Hopping into his 1967 Chevy Bel-Air coupe, he drove over to the home of the late Sandra Duncan. At the door, he pulled out his spare key and walked into the house as if he belonged there always. No one knew anything was up, he had been around nearly everyday with roses or chocolates for Sandra. Entering the house after the incidents had always filled him with more excitement than trepidation. He skipped jauntily into the kitchen, like a young boy home from school. Her blond hair was the first thing he saw, long and shiny still, spread out around her head like a golden halo. His lips twitched slightly over this thought. Walking around the central island, he saw her crumpled form. Her legs bent at an odd angle as if they had simply collapsed under her grief. In one hand she still held the phone, its cord wrapped around her thin wrist and across her slim, well-dressed body. In the other hand rested the gun. Her eyes were flung open, not in surprise, but in fear. Their chocolate brown color held its hue even though all the life had left them. Then he saw the blood. A little puddle seemed to be growing just underneath her head. Its scarlet red color, contrasting sharply with the dull sage floor tiles, had already started to soak into her perfectly pressed white collar. She had dressed up for him, waiting for his return from the store.

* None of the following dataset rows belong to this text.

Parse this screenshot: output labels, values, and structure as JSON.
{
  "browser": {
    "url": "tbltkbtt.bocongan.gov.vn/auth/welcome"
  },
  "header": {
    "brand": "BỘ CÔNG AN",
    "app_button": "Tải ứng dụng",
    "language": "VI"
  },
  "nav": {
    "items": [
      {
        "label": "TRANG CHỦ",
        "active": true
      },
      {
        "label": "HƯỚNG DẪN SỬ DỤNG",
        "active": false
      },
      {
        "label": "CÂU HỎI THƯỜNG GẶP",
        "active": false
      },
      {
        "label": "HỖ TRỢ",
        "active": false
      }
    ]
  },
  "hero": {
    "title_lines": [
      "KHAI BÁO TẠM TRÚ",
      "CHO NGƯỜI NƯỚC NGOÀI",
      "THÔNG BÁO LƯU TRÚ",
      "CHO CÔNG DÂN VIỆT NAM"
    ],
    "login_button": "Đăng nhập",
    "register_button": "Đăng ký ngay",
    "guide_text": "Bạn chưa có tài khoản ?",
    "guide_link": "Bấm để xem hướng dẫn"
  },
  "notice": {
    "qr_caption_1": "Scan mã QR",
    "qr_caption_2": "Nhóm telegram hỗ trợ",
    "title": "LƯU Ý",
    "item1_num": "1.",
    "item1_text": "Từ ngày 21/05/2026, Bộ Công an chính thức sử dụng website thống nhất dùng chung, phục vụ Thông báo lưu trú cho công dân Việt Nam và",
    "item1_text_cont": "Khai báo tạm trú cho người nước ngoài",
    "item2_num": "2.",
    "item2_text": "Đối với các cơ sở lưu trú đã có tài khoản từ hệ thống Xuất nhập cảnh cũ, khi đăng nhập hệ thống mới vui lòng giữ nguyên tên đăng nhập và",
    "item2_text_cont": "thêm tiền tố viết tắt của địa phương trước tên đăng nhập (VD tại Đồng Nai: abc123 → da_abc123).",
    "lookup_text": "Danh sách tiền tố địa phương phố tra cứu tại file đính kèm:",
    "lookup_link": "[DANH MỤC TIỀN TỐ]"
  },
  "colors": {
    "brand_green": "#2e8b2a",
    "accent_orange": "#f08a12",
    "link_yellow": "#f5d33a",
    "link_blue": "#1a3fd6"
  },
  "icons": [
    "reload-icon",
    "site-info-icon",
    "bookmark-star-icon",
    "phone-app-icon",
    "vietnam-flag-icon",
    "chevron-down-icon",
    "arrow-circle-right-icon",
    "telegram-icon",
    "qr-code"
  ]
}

He looked down at her, with eyes showing a mixture of pity and disgust. “Who knew you’d crack so fast, Sandra,” he whispered coldly. Without another word, he reached down and unclipped the diamond pendent that hung around her neck. Casually and blissfully, he walked quickly from the house, and strolled down the front sidewalk, swinging the pendent around his finger as he went. “You sure can do amazing things, my dear,” he said, as he kissed the crystal-cut diamond.

“Can I help you with anything, ma’am?”
“Well yes, I was looking for something to wear to my friend’s birthday party tomorrow.” The young woman tried to keep her eyes on the cases of crystal in front of her, but the reflection of his blue eyes continued to distract her. When she couldn’t take it any longer she looked up. “Can you suggest something?”
“As a matter of fact, this pendent here is a classic. It will go with everything you wear. In fact,” he paused, “some customers say they never take it off.”
“I’ll take it,” the woman replied but she was not looking at the necklace.
“Very good then, maybe you would like to try it on?”
The young woman nodded as he walked around the counter. With gentle hands he lifted her auburn-colored hair, and expertly fastened the clasp around her milky-white throat.